On December 15, HUD released a report, 2023 Annual Homeless Assessment Report: Part 1: Point-in-Time Estimates, detailing findings from the January 2023 Point-in-Time Count (the Count). The Count, conducted nationwide on a single night every January, provides HUD with a snapshot of the number of individuals in shelters, temporary housing, and in unsheltered settings.
More than one in five people experiencing homelessness on a single night in 2023 was aged 55 or older. More than 98,000 people experiencing homelessness were aged 55 to 64, and almost 39,700 people were over age 64. Nearly half of adults aged 55 or older (46%) were experiencing unsheltered homelessness in places not meant for human habitation, according to the report.

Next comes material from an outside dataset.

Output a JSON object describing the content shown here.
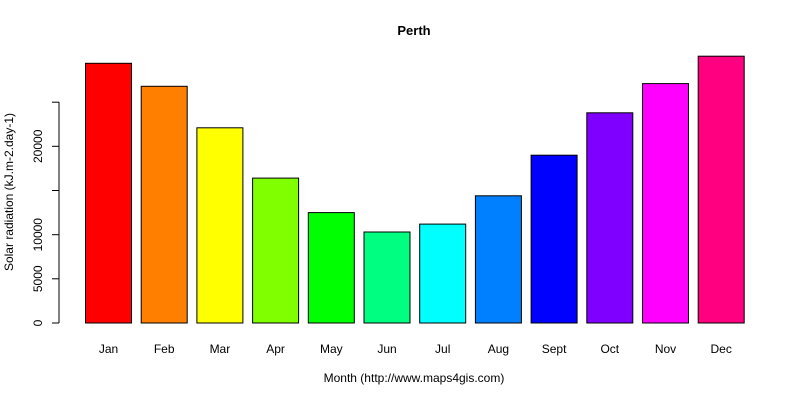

After advocacy from LeadingAge and others to do so, beginning in 2023, communities were asked to collect additional information on the ages of people experiencing homelessness during the Count. Instead of a single category representing all people over the age of 24, as was the case before the 2023 count, five additional categories were used to provide more detail on the ages of people experiencing homelessness. These categories were 25-34, 35-44, 45-54, 55-64, and 65 or older. The January 2023 count documented 650,000 people experiencing homelessness on a single night in January 2023, a 12% increase from January 2022’s Count.
“Homelessness is solvable and should not exist in the United States,” HUD Secretary Marcia L. Fudge said in a statement. LeadingAge is working to prevent and end homelessness for older adults by advocating for Congress to rapidly expand the supply of affordable senior housing. Older adults are not immune to homelessness; HUD reports earlier this year documented, between 2019 and 2021, a 73% increase in chronic homelessness among older adults and a 10,000 person increase in older adults living in shelters.